Zugleich werden Kostennachteile des Universaldienstleisters, der auch in weniger dicht besiedelten Gebieten das volle Angebot an Postdienstleistungen garantieren muss, durch einen Universaldienstfonds ausgeglichen - "Rosinen-Picken" wird damit ausgeschlossen. Im Folgenden die Regelung im Detail:

  • Universaldienst-Anbieter ist die Österreichische Post AG.
  • Es besteht Anzeigepflicht für Postdiensteanbieter bei der Regulierungsbehörde.
  • Postdienste, die adressierte Briefe bis 50 g einschließen, sind konzessionspflichtig. Die Erteilung der Konzession erfolgt durch die Regulierungsbehörde bei Erfüllung bestimmter Voraussetzungen (Leistungsfähigkeit, Zuverlässigkeit, Fachkunde, Einhaltung angemessener Arbeitsbedingungen einschließlich der Entlohnung).
  • Als angemessen gelten solche Arbeitsbedingungen einschließlich der Entlohnung, die im jeweils anzuwendenden Kollektivvertrag festgelegt sind.
  • Dem Universaldienst-Anbieter gebührt ein finanzieller Ausgleich. Für diesen finanziellen Ausgleich wird ein Universaldienst-Fonds eingerichtet; beitragspflichtig sind alle konzessionierten Postdienstleister, um das "Rosinen-Picken" zu verhindern.
  • Betreiber von konzessionierten Postdiensten mit einem Jahresumsatz von mehr als einer Million Euro aus dieser Tätigkeit haben nach dem Verhältnis ihres Marktanteils zur Finanzierung des Ausgleichsfonds beizutragen. Das gilt auch für die ÖPAG.

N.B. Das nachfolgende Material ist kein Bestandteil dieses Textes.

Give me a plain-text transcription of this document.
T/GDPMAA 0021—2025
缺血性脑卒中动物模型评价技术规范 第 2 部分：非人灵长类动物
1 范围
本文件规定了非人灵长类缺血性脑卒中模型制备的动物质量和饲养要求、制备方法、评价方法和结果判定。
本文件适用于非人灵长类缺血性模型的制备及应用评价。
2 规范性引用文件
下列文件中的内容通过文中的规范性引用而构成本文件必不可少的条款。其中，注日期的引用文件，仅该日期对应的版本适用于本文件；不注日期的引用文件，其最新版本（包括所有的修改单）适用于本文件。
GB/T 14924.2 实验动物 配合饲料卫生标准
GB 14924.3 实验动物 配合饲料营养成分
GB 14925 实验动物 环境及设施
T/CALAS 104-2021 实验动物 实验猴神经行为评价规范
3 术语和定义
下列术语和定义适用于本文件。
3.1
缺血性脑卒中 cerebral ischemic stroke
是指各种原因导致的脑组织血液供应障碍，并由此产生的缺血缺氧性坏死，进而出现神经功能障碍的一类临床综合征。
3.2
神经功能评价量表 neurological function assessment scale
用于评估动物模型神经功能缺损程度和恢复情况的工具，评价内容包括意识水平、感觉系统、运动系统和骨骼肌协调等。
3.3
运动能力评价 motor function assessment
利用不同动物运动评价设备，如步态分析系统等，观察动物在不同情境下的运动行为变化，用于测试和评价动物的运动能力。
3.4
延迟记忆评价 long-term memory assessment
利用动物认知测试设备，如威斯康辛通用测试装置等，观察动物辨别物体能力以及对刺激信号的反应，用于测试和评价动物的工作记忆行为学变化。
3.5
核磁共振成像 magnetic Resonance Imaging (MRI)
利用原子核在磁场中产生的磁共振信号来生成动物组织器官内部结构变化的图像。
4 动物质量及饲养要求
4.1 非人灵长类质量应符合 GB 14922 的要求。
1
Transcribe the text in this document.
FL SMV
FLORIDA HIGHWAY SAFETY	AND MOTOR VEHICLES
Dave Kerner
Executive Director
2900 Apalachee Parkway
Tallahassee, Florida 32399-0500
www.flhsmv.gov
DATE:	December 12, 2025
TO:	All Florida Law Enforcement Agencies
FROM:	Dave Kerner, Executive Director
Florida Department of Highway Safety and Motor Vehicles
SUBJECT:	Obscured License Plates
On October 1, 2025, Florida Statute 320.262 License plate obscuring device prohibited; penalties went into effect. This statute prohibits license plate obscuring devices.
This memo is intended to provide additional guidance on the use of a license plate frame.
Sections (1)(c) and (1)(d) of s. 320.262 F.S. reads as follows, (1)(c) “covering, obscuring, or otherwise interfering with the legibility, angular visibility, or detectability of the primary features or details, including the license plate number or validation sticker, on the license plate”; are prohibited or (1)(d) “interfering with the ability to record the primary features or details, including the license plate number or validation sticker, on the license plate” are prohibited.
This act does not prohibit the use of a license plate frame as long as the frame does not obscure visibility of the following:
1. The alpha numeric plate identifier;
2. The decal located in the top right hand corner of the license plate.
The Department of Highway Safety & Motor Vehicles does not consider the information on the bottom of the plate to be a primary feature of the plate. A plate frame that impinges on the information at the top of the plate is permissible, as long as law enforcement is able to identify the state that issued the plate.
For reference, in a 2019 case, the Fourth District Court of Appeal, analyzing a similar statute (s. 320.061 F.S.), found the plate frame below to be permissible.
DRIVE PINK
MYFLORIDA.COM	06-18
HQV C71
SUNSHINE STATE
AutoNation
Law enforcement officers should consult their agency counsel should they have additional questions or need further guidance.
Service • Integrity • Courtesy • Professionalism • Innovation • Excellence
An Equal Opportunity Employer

Klare Regeln für Hausbrieffachanlagen - keine Belastung für Eigentümer und Mieter
Das Postmarktgesetz bringt auch für die lange umstrittene und nach dem VfGH-Urteil von 2006 zum Erliegen gekommene Umrüstung der Hausbrieffachanlagen eine Lösung. Die Errichtungskosten für die für alle Markteilnehmer zugänglichen Hausbrieffachanlagen tragen die Post AG und die Marktteilnehmer; aus der Errichtung entsteht keinerlei Belastung für die Hauseigentümer und Mieter.

  • Die Umrüstung wird von der ÖPAG vorfinanziert und muss mit 31. 12. 2012 abgeschlossen sein.
  • Betreiber von konzessionierten Postdiensten mit einem Jahresumsatz von mehr als einer Million Euro aus dieser Tätigkeit haben nach dem Verhältnis ihres Marktanteils und nach Köpfen (Gewichtung 90:10) zur Finanzierung beizutragen. Das gilt auch für die ÖPAG.

Lopatka: Notwendige Rahmenbedingungen für liberalisierten Markt
"Das Gesetz schafft die notwendigen Rahmenbedingungen dafür, dass die Post und deren Mitarbeiter auf einem liberalisierten Postmarkt erfolgreich arbeiten können. Mit den 1650 Poststellen - Postämter und Postpartner - ist auch die Versorgung im ländlichen Raum gewährleistet. Eine Schließung von Postfilialen kann nur erfolgen, wenn das Postamt nicht kostendeckend ist und die Postdienste durch Postpartner sicher gestellt werden können", so Lopatka.